Conventional apartment sales slowed amid the pandemic, but transactions surged in the last three months of 2020.
Nearly $56.7 billion changed hands with roughly 2,300 conventional apartment properties transacted during 4th quarter 2020, according to Real Capital Analytics (RCA). That activity compares to $15.4 billion in transactions in 2nd quarter, following the onset of the pandemic. In 3rd quarter, RCA reported $26.3 billion in transactions. Most notably, the volume of apartments trading hands in the last three months of the 2020 fell in line with the last quarter of 2019 when nearly 2,400 apartments transacted for roughly $56.6 billion.
For 2020 overall, about 6,500 apartments were sold for $138.7 billion. That compares to 2019 when around 8,900 conventional communities were sold for $191.6 billion. Much of the disparity can be attributed to the COVID-19 pandemic.
As usual, most of the largest transactions in final three months of 2020 occurred on the coasts.
Chicago-based Equity Residential sold Vantage Pointe in San Diego to Canada-based Brookfield Asset Management for $312 million in December. The 679-unit apartment community in the Downtown San Diego/Coronado submarket traded hands for roughly $459,000 per unit, marking the largest multifamily transaction in San Diego in 2020. Equity purchased Vantage Pointe for around $200 million in 2010 from the property’s developer, Pointe of View Development. The 40-story property features a fitness center, business center, clubhouse, swimming pool and spa, plus 968 parking spaces. The community is within walking distance of downtown attractions, with convenient access to nearby highways.
One Union Square South
New York-based MKF Realty bought One Union Square South in New York from New York-based Related Companies in November. The 27-story building completed in 1998 contains 240 units. The property, which traded hands for approximately $211.9 million or roughly $883,000 per unit, is adjacent to Manhattan’s Union Square in the Lower East Side submarket. It was the third largest transaction in New York in 2020. The 174,000-square-foot building has a five-story retail component leased by Best Buy, Nordstrom Rack and Regal Cinemas. However, the theater chain suspended all operations at its U.S. locations in October. Building amenities include a quarter-acre outdoor rooftop lawn, an outdoor dining area and a fitness center.
In early December, San Diego-based MG Properties Group purchased the 451-unit LIV apartments in the Seattle area. MG Properties paid Beverly Hills, CA-based Kennedy Wilson about $190.9 million or $423,000 per unit for the mid-rise community that was built in 2016. It was the second-largest transaction in the Seattle market in 2020. The property, which has been rebranded Vue 22, is on Bel-Red Road in Bellevue, within the East Bellevue/Issaquah submarket near Microsoft’s Bellevue campus and the Bellevue Technology Center. Kennedy Wilson purchased the community in 2016 for $171.8 million. Amenities include a fitness center with yoga studio, resident lounge, rooftop deck, co-working space, bike storage and repair room, wine storage room, dog wash, dog run, open space and a community garden.
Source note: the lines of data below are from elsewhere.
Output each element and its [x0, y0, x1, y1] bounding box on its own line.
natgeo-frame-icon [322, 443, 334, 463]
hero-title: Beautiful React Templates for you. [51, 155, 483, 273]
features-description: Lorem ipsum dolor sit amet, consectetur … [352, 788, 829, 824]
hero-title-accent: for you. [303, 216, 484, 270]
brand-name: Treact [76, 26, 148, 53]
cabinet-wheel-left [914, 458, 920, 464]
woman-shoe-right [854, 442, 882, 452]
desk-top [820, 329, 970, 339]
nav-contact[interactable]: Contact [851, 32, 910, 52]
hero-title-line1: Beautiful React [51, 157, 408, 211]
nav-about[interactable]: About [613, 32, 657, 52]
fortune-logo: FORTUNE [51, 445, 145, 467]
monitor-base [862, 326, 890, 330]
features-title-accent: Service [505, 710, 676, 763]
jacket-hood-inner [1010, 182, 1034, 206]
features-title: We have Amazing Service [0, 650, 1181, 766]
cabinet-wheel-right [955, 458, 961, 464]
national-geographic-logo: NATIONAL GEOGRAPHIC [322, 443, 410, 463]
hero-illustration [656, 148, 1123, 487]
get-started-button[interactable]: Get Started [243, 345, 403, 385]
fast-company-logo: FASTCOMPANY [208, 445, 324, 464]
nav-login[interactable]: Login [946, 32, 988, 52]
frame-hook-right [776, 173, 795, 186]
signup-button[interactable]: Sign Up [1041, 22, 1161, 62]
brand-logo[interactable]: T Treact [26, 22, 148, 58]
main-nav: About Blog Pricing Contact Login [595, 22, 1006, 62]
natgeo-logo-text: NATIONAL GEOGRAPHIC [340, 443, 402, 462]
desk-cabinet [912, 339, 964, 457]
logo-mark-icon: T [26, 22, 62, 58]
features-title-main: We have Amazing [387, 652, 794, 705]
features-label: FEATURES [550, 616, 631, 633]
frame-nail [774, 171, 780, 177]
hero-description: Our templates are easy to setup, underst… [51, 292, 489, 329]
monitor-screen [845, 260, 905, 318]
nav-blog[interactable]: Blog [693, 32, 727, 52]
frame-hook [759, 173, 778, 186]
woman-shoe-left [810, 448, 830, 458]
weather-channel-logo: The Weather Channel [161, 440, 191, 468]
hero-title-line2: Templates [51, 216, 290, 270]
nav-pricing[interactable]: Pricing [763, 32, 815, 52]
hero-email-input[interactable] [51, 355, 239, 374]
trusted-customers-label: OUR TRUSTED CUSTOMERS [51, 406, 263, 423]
Miami-based Starwood Capital Group bought the 630-unit Acadia by Cortland apartment community from Atlanta-based Courtland in December. Starwood paid around $190.2 million or roughly $302,000 per unit for the development that was completed in 2000. It was the largest transaction in Washington, DC in 2020. The garden-style community, located in the city of Ashburn within Washington, DC’s Loudoun County submarket, previously traded hands for $136 million in 2016. The community has a resident clubhouse, two pools, a car care center, business center, picnic area, fitness center and a complimentary Starbucks® coffee bar. The property has been renamed Acadia.
Essex on The Park
In October, a joint venture between Oxford Capital Group and Quadrum Global sold Essex on the Park in Chicago to San Francisco-based Iconiq Capital for approximately $190 million or roughly $397,000 per unit. It was the largest transaction in Chicago in 2020. The 56-story, 479-unit building is part of a mixed-use development on South Michigan Avenue near Grant Park in The Loop. Oxford and Quadrum broke ground on the Essex in late 2016 and completed construction on the high-rise in spring 2019. Amenities include a fitness center, a yoga studio, an indoor/outdoor infinity pool, hydrotherapy spa, a game room, a chef’s kitchen with private dining space, resident lounges, outdoor grilling areas, co-working space, business center, a private dog walk, indoor dog play areas and a pet grooming studio.